Scientific classification
- Kingdom: Animalia
- Phylum: Chordata
- Class: Aves
- Order: Columbiformes
- Family: Columbidae
- Genus: Ptilinopus
- Species: P. coralensis
- Binomial name: Ptilinopus coralensis Peale, 1849

= Atoll fruit dove =

- Genus: Ptilinopus
- Species: coralensis
- Authority: Peale, 1849
- Conservation status: NT

Species of bird

The atoll fruit dove (Ptilinopus coralensis) is a species of bird in the family Columbidae. It is endemic to the Tuamotu archipelago in French Polynesia. Its natural habitats are subtropical or tropical moist lowland forests and plantations. It is threatened by habitat loss.

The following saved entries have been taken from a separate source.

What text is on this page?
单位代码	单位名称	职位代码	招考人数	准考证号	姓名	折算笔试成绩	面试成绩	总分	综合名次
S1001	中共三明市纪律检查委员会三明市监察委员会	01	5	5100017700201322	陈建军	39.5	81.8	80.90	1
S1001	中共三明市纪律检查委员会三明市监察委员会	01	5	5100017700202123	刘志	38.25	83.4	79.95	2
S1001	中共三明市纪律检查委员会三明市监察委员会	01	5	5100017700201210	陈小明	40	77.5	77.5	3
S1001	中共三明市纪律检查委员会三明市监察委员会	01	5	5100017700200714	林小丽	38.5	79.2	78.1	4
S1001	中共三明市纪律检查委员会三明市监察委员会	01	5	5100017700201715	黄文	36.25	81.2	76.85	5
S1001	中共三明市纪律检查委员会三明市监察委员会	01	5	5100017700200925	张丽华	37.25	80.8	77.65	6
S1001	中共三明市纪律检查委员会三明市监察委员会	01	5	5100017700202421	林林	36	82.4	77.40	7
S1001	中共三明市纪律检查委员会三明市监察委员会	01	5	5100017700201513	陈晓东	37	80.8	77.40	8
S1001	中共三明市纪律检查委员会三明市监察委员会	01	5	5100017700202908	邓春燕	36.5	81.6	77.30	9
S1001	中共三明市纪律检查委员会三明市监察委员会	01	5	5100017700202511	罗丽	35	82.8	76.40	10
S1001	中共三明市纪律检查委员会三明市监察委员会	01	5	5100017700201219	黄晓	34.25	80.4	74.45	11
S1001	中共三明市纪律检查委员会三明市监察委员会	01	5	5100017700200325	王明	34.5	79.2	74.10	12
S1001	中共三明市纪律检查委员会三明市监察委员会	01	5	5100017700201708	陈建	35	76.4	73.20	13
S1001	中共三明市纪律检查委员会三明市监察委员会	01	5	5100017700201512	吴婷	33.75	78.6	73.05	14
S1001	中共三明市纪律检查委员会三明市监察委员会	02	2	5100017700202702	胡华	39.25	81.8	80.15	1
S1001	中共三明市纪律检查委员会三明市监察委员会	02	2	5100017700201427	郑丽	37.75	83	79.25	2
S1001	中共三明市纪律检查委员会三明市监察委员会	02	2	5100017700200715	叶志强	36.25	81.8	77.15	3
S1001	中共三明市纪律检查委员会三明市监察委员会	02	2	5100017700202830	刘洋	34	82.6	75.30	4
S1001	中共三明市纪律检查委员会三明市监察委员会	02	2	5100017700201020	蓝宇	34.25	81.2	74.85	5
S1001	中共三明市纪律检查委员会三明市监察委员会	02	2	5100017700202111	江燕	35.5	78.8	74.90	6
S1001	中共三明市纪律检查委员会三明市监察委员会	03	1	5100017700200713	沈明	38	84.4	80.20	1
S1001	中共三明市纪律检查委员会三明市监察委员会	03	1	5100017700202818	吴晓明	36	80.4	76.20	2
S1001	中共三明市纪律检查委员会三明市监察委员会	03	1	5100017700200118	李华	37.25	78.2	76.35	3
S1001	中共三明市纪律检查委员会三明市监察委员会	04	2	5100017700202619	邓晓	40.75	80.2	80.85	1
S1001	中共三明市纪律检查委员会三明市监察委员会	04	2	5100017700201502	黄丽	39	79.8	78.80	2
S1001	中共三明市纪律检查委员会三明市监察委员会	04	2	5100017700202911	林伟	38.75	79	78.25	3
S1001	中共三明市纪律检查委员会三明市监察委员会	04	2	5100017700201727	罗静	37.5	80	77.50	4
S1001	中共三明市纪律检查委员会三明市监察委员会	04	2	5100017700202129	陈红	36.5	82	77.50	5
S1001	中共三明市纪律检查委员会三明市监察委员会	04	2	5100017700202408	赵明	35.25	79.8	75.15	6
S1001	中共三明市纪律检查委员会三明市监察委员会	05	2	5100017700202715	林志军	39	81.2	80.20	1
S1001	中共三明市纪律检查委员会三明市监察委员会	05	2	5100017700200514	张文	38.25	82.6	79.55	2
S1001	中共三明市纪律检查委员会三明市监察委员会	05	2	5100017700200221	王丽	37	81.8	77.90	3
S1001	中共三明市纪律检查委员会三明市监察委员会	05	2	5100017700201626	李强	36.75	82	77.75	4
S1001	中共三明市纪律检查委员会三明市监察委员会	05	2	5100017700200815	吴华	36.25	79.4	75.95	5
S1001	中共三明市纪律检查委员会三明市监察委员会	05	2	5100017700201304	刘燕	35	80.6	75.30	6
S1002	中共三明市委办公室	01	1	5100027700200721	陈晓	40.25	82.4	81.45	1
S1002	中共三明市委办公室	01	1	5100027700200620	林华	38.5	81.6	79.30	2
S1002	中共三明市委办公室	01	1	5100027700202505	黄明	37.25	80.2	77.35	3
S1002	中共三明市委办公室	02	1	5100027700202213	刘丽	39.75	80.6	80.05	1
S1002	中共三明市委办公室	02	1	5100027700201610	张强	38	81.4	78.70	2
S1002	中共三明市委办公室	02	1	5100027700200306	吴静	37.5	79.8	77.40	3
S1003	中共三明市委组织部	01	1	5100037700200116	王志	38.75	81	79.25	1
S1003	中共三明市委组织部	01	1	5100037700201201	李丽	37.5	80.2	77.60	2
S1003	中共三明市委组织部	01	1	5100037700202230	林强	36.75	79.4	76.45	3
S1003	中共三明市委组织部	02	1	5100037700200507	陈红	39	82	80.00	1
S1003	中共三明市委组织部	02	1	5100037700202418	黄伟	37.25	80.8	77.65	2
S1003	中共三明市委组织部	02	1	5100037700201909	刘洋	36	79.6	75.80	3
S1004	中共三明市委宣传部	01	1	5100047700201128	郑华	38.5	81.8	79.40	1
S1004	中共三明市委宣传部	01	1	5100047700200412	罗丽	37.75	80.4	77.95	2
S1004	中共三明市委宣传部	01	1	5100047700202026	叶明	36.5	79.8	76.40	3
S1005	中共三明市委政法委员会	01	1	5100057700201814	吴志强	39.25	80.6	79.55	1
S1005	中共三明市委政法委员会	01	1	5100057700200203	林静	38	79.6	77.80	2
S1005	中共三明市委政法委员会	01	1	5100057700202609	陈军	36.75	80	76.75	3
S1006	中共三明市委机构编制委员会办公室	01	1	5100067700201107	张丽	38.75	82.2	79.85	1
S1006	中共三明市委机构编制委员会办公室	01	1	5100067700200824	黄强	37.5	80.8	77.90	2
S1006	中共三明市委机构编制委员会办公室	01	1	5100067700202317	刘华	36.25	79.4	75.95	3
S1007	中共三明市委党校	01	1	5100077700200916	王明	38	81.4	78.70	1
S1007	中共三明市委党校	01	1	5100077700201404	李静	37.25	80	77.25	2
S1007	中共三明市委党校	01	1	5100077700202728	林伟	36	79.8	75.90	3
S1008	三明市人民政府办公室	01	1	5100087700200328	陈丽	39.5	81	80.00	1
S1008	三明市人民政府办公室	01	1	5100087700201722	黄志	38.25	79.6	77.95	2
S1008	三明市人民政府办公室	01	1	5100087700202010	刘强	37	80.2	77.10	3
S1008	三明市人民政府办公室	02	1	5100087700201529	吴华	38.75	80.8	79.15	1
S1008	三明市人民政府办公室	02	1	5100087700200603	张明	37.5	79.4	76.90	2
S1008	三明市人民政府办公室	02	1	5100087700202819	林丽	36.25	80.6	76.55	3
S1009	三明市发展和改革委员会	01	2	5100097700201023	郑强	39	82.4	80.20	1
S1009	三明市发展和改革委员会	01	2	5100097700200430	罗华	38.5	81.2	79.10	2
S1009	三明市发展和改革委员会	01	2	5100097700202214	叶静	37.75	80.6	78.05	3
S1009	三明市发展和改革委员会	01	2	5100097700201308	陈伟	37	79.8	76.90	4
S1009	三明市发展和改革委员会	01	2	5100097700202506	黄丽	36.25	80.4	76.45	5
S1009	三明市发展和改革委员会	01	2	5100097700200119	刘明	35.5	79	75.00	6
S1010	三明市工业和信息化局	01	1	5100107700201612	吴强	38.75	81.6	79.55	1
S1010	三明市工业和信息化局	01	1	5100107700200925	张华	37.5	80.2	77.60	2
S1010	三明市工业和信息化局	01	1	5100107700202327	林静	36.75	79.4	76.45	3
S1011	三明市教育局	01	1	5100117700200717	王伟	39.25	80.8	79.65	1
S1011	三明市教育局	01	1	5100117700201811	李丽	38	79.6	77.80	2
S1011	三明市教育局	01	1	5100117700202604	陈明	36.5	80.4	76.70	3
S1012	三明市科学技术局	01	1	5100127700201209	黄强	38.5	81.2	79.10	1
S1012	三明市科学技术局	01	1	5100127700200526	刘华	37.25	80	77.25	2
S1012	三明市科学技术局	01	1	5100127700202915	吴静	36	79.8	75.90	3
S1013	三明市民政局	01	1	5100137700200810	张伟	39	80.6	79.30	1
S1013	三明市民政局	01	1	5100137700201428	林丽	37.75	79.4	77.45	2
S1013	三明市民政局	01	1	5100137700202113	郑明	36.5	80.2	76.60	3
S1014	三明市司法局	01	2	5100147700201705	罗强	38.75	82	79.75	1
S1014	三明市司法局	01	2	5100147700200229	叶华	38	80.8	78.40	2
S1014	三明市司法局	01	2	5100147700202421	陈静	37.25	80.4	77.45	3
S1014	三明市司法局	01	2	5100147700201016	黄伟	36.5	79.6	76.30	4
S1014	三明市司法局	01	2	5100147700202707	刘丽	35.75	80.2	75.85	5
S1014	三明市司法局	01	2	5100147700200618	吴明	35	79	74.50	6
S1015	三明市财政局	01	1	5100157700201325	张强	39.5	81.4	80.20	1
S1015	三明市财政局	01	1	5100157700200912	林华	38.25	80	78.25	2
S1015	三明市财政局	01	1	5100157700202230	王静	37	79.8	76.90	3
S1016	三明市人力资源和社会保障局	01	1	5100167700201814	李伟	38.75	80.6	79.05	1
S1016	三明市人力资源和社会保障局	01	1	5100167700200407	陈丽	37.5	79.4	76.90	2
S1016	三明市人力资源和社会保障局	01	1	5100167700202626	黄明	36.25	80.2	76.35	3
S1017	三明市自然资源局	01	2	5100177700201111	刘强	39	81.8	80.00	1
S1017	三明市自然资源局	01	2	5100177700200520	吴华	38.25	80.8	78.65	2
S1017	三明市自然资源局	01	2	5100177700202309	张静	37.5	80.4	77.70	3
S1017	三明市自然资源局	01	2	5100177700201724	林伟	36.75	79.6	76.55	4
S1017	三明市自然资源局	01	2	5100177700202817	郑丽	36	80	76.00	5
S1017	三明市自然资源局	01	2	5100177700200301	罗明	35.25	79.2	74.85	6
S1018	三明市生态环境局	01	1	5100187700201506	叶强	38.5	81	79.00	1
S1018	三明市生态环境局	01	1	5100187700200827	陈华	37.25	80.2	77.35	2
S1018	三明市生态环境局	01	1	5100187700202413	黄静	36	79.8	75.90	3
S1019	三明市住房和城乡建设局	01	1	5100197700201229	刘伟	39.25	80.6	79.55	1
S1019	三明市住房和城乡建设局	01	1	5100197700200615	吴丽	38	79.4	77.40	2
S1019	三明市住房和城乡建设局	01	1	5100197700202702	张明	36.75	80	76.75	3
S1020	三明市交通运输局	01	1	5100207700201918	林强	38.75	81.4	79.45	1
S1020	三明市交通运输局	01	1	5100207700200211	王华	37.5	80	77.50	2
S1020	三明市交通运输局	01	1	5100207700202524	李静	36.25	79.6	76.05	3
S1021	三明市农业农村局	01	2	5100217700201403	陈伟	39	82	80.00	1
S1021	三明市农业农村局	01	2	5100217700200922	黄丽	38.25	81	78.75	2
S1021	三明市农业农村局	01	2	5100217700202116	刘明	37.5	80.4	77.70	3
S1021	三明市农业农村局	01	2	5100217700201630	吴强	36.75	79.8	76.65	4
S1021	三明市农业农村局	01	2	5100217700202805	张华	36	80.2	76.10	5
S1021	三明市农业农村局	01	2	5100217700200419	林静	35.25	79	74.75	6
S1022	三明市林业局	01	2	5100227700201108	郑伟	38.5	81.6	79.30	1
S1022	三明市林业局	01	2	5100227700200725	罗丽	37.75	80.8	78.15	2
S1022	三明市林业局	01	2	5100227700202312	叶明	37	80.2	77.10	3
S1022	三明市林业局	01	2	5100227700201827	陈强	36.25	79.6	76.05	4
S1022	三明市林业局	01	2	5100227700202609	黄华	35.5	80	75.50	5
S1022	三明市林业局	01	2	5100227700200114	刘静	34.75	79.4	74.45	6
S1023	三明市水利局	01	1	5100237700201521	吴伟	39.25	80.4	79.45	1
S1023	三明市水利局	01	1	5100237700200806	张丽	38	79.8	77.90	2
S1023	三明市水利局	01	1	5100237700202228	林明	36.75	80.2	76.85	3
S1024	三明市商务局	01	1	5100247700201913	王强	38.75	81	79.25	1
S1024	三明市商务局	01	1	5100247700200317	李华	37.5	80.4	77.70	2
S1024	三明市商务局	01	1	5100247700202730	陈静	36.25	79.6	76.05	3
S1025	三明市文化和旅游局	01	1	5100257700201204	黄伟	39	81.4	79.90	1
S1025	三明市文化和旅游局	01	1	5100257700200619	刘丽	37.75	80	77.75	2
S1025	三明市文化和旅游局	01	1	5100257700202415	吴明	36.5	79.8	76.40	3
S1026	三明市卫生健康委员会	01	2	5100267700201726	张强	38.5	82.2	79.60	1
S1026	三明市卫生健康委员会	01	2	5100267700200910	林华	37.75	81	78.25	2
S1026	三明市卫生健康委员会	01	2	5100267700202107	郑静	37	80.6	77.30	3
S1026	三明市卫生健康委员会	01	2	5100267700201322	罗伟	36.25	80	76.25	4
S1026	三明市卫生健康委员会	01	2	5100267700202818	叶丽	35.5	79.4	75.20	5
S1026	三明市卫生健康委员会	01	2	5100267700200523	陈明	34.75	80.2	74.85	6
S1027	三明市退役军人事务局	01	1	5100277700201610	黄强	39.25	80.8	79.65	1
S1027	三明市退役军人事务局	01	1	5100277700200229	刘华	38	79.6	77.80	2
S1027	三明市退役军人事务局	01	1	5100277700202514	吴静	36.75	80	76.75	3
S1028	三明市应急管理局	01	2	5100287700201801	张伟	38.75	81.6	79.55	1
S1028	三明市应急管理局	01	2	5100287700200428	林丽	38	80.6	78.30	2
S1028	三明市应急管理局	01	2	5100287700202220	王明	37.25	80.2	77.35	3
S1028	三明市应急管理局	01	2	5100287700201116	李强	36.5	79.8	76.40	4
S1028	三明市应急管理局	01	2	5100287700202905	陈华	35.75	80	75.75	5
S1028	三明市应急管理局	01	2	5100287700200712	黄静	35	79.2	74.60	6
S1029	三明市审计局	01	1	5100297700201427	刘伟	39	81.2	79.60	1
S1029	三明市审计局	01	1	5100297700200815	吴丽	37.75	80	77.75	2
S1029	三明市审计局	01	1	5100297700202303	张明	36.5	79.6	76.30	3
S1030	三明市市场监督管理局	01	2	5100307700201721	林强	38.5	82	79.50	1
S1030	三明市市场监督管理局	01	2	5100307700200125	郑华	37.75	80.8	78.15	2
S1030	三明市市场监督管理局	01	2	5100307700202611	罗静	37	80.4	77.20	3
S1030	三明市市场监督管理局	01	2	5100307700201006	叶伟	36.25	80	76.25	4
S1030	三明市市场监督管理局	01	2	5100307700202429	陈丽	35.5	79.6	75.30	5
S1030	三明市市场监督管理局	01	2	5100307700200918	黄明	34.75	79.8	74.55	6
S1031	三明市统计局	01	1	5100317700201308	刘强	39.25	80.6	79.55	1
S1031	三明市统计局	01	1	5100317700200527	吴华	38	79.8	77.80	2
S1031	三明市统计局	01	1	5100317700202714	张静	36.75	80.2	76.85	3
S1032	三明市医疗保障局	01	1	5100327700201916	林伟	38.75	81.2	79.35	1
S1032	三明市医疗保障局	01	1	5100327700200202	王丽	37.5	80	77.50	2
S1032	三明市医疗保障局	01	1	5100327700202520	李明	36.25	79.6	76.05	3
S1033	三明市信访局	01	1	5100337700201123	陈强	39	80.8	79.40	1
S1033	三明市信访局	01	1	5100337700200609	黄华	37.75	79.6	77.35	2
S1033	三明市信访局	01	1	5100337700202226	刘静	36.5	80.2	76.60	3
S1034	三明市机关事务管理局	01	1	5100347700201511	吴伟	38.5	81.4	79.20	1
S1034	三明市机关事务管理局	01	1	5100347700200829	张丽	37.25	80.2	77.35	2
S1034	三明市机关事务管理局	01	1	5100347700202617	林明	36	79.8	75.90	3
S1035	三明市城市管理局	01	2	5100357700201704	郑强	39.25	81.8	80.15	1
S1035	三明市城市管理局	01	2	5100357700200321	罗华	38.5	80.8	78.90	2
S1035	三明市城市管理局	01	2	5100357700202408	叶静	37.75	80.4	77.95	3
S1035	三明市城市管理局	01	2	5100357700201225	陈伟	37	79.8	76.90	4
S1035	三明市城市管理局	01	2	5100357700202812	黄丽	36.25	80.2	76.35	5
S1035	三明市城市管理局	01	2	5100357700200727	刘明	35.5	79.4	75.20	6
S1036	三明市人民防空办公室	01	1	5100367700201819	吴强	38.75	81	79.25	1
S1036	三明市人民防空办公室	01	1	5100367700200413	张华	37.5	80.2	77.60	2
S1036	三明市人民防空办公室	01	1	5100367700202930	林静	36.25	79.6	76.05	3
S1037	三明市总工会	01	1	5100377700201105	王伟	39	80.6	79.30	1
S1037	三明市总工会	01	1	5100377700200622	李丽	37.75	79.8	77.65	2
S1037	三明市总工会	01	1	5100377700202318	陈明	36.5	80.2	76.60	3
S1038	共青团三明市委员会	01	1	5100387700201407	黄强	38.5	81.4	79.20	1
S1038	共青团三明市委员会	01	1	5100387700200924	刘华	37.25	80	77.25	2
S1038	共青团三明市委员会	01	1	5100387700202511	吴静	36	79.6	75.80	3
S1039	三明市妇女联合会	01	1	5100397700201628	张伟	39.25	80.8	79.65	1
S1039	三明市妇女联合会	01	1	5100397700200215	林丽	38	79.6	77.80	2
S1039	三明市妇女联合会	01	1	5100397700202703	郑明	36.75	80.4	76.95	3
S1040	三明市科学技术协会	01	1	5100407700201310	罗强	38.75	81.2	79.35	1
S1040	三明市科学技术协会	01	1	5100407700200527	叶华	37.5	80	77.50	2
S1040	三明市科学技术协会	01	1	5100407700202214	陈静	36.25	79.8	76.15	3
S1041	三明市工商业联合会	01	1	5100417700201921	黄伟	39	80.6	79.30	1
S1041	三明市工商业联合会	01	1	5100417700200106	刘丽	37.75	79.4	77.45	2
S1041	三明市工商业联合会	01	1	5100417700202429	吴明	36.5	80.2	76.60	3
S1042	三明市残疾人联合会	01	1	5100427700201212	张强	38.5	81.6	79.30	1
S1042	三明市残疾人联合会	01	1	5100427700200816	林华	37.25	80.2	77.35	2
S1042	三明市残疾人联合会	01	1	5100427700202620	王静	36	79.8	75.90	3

== Distribution and population ==
The atoll fruit dove is widespread throughout the islands of the Tuamotu Archipelago, French Polynesia. In a 1999 survey it was found to be uncommon on five out of eight islands visited, but others have found it to be abundant on some atolls which have remained free from the ravages of introduced predators.

== Ecology ==
The atoll fruit dove is the world's only dove in the tropical Pacific that has adapted exclusively to low coral atolls. It lives in forests and abandoned coconut plantations. It mainly feeds on insects and seeds, usually on the ground. This species also eats the leaves of the "tafano" or "kahaia" (Guettarda speciosa ) trees with odorous flowers.

== Threats ==
The atoll fruit dove is threatened by predation by rats that have established colonies on a small number of islands were this lives. The species is also vulnerable to habitat destruction due to deforestation and the destruction of old, abandoned coconut plantations. The species is rather tame and is rare in inhabited areas making hunting a possible threat.